Finds an optimally stable polynomial of degree s and order p for the spectrum lam in the interval (h_min,h_max) to precision eps.

Optional arguments:

lam_func:
A function used to generate the appropriate spectrum at each bisection step, instead of using a fixed (scaled) spectrum. Used for instance to find the longest rectangle of a fixed height (see Figure 10 of the CAMCoS paper).

Examples:

• To find negative real axis inclusion:

lam = spectrum('realaxis',500);
s = 10; p = 2;
[h,poly_coeff] = opt_poly_bisect(lam,s,p,'chebyshev')

• To reproduce figure 10 of [ketcheson-ahmadia]

lam_func = @(kappa) spectrum('rectangle',100,kappa,10)
[h,poly_coeff] = opt_poly_bisect(lam,20,1,'chebyshev','lam_func',lam_func)
plotstabreg_func(poly_coeff,[1])

## spectrum¶

function lamda = spectrum(name,N,kappa,beta)

Return N discretely sampled values from certain sets in the complex plane.

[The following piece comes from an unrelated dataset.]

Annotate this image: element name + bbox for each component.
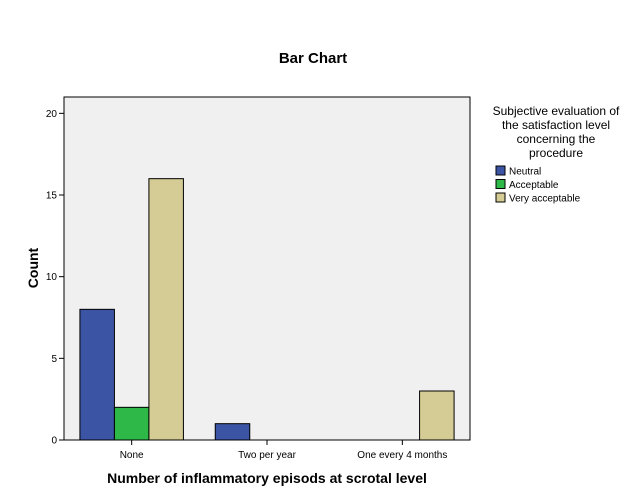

Acceptable values for name:
• ‘realaxis’: $$[-1,0]$$
• ‘imagaxis’: $$[-i,i]$$
• ‘disk’: $${z : |z+1|=1}$$
• ‘rectangle’: $${x+iy : -\beta \le y \le \beta, -\kappa \le x \le 0}$$
• ‘Niegemann-ellipse’ and ‘Niegemann-circle’: See Niegemann 2011
• ‘gap’: Spectrum with a gap; see Ketcheson & Ahmadia 2012

kappa and beta are used only if name == ‘rectangle’

## test_polyopt¶

function test_suite = test_polyopt

A set of verification tests for the polyopt suite.